Thai Cave Rescue


Christians know themselves called to “do good to all, and especially to those who are of the household of faith” (Gal. 6:10). Consequently, when twelve boys and their football coach are trapped in a cave, four kilometres from the cave’s entrance, we ask almighty God if it may please Him to graciously spare them and, through it, to bring glory thereby to His name. Although He did spare them there was precious little honour to Him evident.

I don’t want to minimise the tremendous effort involved in this rescue. There’s no doubt that it required specialist effort, great attention to detail to mitigate the dangers and risks, and much coordination of the great number of people involved. And the fact that it cost the life of one of the rescuers, a trained navy SEAL, highlighted the danger. We may certainly express deep appreciation for the rescue work undertaken.

But we know that “unless the Lord builds the house” … “unless the Lord watches over the city…” (Ps. 127) unless the Lord blesses the rescue operation, those who work so assiduously “labour in vain”. It was the Lord who withheld the monsoon rains, who kept alive the boys (some of whom couldn’t swim) and their coach, and who facilitated the rescue through such dangerous terrain and murky water.

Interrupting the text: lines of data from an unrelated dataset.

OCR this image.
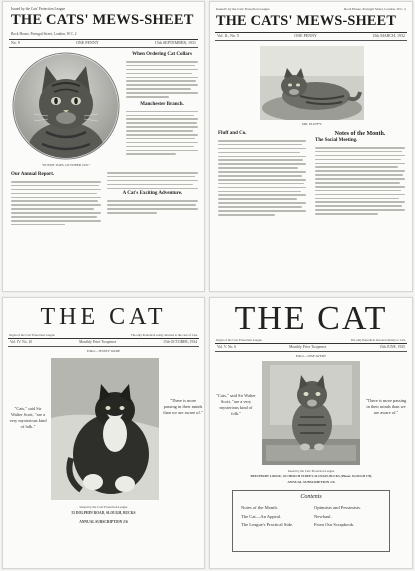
Issued by the Cats' Protection League
THE CATS' MEWS-SHEET
Rock House, Portugal Street, London, W.C. 2
No. 9	ONE PENNY	15th SEPTEMBER, 1931
"PUSSIE TOPS, OCTOBER 1931"
When Ordering Cat Collars
Manchester Branch.
Our Annual Report.
A Cat's Exciting Adventure.
Issued b by the Cats' Protection League	Rock House, Portugal Street, London, W.C. 2
THE CATS' MEWS-SHEET
Vol. II., No. 5	ONE PENNY	15th MARCH, 1932
MR. PLUFFY.
Fluff and Co.	Notes of the Month.
The Social Meeting.
THE CAT
Organ of the Cats' Protection League	The only Periodical solely devoted to the care of Cats.
Vol. IV. No. 10	Monthly Price Twopence	15th OCTOBER, 1934
Editor—JESSEY WADE
"Cats," said Sir Walter Scott, "are a very mysterious kind of folk."
"There is more passing in their minds than we are aware of."
Issued by the Cats' Protection League
55 DOLPHIN ROAD, SLOUGH, BUCKS
ANNUAL SUBSCRIPTION 2/6
THE CAT
Organ of the Cats' Protection League	The only Periodical devoted entirely to Cats.
Vol. V. No. 6	Monthly Price Twopence	15th JUNE, 1935
Editor—JOSE AVERY
"Cats," said Sir Walter Scott, "are a very mysterious kind of folk."
"There is more passing in their minds than we are aware of."
Issued by the Cats' Protection League
PRESTBURY LODGE, 18 CHURCH STREET, SLOUGH, BUCKS (Phone: SLOUGH 178)
ANNUAL SUBSCRIPTION 2/6
Contents
Notes of the Month.	Optimists and Pessimists.
The Cat—An Appeal.	Newhaul.
The League's Practical Side.	From Our Scrapbook.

But a world which by and large lives in unbelief is not going to credit the Lord with withholding the monsoonal rain and ensuring the success of the rescue. Instead of praising God, the media and respondents were lavish in their praise of humanity. The Australian’s editorial (12/7) called it “an example of humanity at its best” by “selfless volunteers”, “something from which the world can take heart in difficult times”, a venture which “highlighted the ingenuity and indomitability of the human spirit”. Prime Minister Mr Turnbull called it “one of the most inspiring rescue missions of our times”.

Likewise, ‘Letters to the Editor’ of the same newspaper spoke of the boys and their coach being a “credit to the human spirit that responds to suffering” who have “left the world a lasting legacy of transforming hope, and a joy that will withstand any amount of doubt”. The rescuers (not the Lord in His Word) “have shown us how to make the world a better place”. Another, a little more ‘religious’, said, “prayers were offered in every faith; they strengthened and supported the compassion, the courage and the competence of the rescuers”. Evidently it doesn’t matter which faith – Hindu, Muslim, Christian, you name it … they’re all different ways of reaching a ‘higher being’ who strengthens and supports the rescuers.

Despite this, God graciously spared the trapped boys and their coach, though at the cost of one of the rescuers. As one letter writer put it much better: “To admit any Christian belief these days leads to mockery from some, but when one of the most complex rescues ever undertaken works against the odds, when the monsoonal rains hold off, when you see such outstanding courage and skill from the rescue team and when 12 brave children and their coach are brought back into the light and life, one can only say thank God.”

There is a sad irony in the world’s attention to this rescue. On the one hand there was the huge commitment and dedication shown, as the world ‘held its breath’ to saving the lives of the trapped boys and coach; on the other hand, the lives of millions of unborn children are legally snuffed out (through abortions) and increasingly people are permitted to end their own lives (through legalising euthanasia).

Pleasing as it is to see the boys and their coach saved, God’s Word puts our lives in the perspective of eternity, of heaven and hell. To be rescued from temporal death is one thing; to be rescued from the eternal death we deserve, and which awaits all who do not repent and believe, is reason for infinitely greater joy. May many yet come to this joy through faith in the conviction that Christ, through His supreme sacrifice for us and all who believe, obtained for us true life now and forever. May many, with us, rejoice in this salvation and, renewed by His Spirit and Word, praise Him now and forever.